Monday, November 26, 2007

Globalization and the Desert

At lunch in Albuquerque recently, a friend mentioned the efforts she went to to make a local Thanksgiving. It was an impressive display of work, especially given that it was both November and Albuquerque, and at the table we all spent time discussing the sustainability of our chosen desert home.

The meal ended before my thoughts finished forming, but here they are, in amazing bullet-point-o-vision
  • Albuquerque could probably only have a small population, if the population insisted on a local food supply
  • Agriculture in this state is very water intensive
  • Water is a terribly limited resource in this state
  • In terms of capital generated relative to water used, urban industry and urban living win out over local farming
  • Without this usage of water, Albuquerque would not be what it is today, and it takes a bit of technology and wealth to sustain this state of being (as evidenced by Albuquerque being 300+ years old, but only growing with any decency over the past 60 or so years)
  • Aurora, Colorado is a wealthy urban (really suburban) area that has water problems, but bought up the entire water of a Colorado County. That county had previously been agricultural dependent, and all I can imagine now is that it is SOL
So, what is the best use of water? Local food, and small population, or high-value urban water used to attract and sustain a city that has the money spent to pull in food from elsewhere?

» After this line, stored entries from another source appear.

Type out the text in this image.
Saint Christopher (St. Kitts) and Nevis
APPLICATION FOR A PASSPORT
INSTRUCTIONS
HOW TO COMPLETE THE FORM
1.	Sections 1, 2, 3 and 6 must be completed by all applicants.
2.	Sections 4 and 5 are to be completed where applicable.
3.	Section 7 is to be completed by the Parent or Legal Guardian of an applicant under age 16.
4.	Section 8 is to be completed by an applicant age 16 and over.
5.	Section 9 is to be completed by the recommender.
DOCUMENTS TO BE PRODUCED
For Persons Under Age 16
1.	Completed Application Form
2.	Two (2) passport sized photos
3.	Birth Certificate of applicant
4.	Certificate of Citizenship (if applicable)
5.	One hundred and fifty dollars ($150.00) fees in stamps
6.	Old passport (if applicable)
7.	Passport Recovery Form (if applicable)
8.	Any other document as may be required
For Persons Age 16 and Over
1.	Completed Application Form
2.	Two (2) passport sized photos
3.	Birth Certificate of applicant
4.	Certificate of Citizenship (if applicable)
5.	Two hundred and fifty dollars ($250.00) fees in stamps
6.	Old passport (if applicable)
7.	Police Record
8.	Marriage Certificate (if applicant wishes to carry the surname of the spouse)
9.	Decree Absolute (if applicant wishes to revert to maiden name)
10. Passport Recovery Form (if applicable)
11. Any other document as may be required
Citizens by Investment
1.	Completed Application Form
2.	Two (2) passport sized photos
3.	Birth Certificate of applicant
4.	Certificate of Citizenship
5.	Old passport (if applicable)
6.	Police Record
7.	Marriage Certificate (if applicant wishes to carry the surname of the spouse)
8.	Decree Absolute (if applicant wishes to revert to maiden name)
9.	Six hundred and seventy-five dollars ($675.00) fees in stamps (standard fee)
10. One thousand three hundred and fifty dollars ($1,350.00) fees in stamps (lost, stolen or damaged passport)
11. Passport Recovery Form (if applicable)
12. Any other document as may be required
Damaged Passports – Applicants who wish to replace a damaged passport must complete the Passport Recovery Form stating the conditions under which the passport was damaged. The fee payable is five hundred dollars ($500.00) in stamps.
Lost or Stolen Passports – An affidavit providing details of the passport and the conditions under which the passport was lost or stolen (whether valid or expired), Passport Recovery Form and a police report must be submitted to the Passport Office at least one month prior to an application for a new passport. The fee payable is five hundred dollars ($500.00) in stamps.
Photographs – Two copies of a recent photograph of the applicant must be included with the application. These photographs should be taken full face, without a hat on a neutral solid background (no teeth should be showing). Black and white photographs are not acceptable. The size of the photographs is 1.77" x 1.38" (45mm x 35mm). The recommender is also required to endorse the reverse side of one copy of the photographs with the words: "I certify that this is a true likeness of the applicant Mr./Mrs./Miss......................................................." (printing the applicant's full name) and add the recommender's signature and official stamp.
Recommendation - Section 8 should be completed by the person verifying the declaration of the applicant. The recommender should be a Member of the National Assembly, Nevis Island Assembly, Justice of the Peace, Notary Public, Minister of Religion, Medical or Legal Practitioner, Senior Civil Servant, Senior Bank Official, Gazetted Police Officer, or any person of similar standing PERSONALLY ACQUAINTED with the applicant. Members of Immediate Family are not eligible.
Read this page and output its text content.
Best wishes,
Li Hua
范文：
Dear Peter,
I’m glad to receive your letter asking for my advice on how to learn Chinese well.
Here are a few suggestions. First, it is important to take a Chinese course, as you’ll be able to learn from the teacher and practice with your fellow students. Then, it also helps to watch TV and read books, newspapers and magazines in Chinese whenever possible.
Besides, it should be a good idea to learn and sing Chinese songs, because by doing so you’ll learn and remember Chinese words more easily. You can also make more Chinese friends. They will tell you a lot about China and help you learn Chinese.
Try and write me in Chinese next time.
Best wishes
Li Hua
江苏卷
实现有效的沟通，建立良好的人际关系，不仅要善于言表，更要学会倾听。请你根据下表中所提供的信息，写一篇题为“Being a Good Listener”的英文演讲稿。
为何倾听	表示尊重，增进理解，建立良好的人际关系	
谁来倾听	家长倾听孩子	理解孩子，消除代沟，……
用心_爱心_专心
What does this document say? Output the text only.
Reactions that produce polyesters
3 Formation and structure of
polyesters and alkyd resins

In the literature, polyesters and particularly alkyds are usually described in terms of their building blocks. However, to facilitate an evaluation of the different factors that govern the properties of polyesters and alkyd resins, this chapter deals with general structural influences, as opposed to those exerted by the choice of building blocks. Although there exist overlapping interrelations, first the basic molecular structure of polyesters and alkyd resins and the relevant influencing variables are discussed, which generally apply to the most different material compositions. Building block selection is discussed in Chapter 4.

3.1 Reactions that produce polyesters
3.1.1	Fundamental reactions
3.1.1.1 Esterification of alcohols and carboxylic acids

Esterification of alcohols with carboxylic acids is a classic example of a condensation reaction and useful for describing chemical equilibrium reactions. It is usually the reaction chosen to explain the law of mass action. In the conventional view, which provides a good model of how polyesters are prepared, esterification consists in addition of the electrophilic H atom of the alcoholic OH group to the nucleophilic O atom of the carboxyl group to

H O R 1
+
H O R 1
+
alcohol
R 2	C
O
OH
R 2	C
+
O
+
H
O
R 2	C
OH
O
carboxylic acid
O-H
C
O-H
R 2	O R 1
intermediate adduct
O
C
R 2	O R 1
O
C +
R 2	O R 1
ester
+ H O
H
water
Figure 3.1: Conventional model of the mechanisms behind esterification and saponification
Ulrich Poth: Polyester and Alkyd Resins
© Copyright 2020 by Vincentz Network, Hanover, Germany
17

Globalization seems to favor our desert city sticking to high technology at discount rates, with low land costs and lots of intellectual capital. Farming is mostly done elsewhere already, and the city is supported by the Labs, the Base, and Intel. Agriculture's place in a truly global economy is uncertain, but I can almost guarantee that it isn't in Albuquerque. Not when Albuquerque water has a much higher value sustaining the city as is.